The below images shows the FFT of our office. As you can easily see just from the FFT graphs that channel 124 and 128 is heavily in use. This is because of a few reason – 1 we are using 40 MHZ channels so channel 124 and 128 are combined.  2 – the AP using these channels are the closest to me, the other APs are pretty far away.

fft-density

So why is this important during a survey or just checking to see whats going on – its important because it shows the amount of energy used on those channels. An abundance of energy will cause slowness and clients to defer sending as well as packet loss. Understanding and viewing spectrum is also extremely important in channel selection and design.

So lets compare the above with the Real time FFT – the Real time graph changes as the name states very often. But the Density and Real Time should be pretty similar. For channel planning purposes you can easily recognize that channels 124 through 136 should not be used. Lots of channels are open and can be used in this range that will not cause any interference.

FFT

 

Spectrogram

The next graph is the famous Spectrogram. The Spectrogram graph shows the amplitude of a signal over time. Basically it shows how busy and strong the signals are on that channel. These are also know as sweep or waterfall graphs. This graph shows how much signal density is on that channel.
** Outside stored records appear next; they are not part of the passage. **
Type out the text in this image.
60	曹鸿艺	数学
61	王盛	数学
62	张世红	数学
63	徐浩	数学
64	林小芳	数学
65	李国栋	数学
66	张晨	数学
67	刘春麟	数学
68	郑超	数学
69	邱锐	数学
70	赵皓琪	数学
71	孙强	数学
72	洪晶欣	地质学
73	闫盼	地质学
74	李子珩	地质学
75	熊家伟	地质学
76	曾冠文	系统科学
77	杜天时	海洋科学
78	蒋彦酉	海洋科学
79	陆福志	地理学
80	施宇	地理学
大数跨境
For example, if you have a channel maybe 104 that has traffic on it (seen by FFT), but its usage is very low (Spectrogram) then we know that that channel even though used would have very low interference, where as Channel 124 has lots of traffic and usage.

In the following graph the darker color shows more usage, notice Channel 124 which my STA is on.

Spectrogram.

The following graph shows the spectrum after my station starts downloading a huge file on WIFI. Check out the difference in usage.

spec-after-download

 

There are a lot of spectrum analysis graphs some are very helpful. These are two graphs that I find that help a lot to pinpoint the usage and channel use/layout of a wireless network. There are many more helpful graphs such as the wifi integrated graphs that can collect retries, Channel SNR, etc.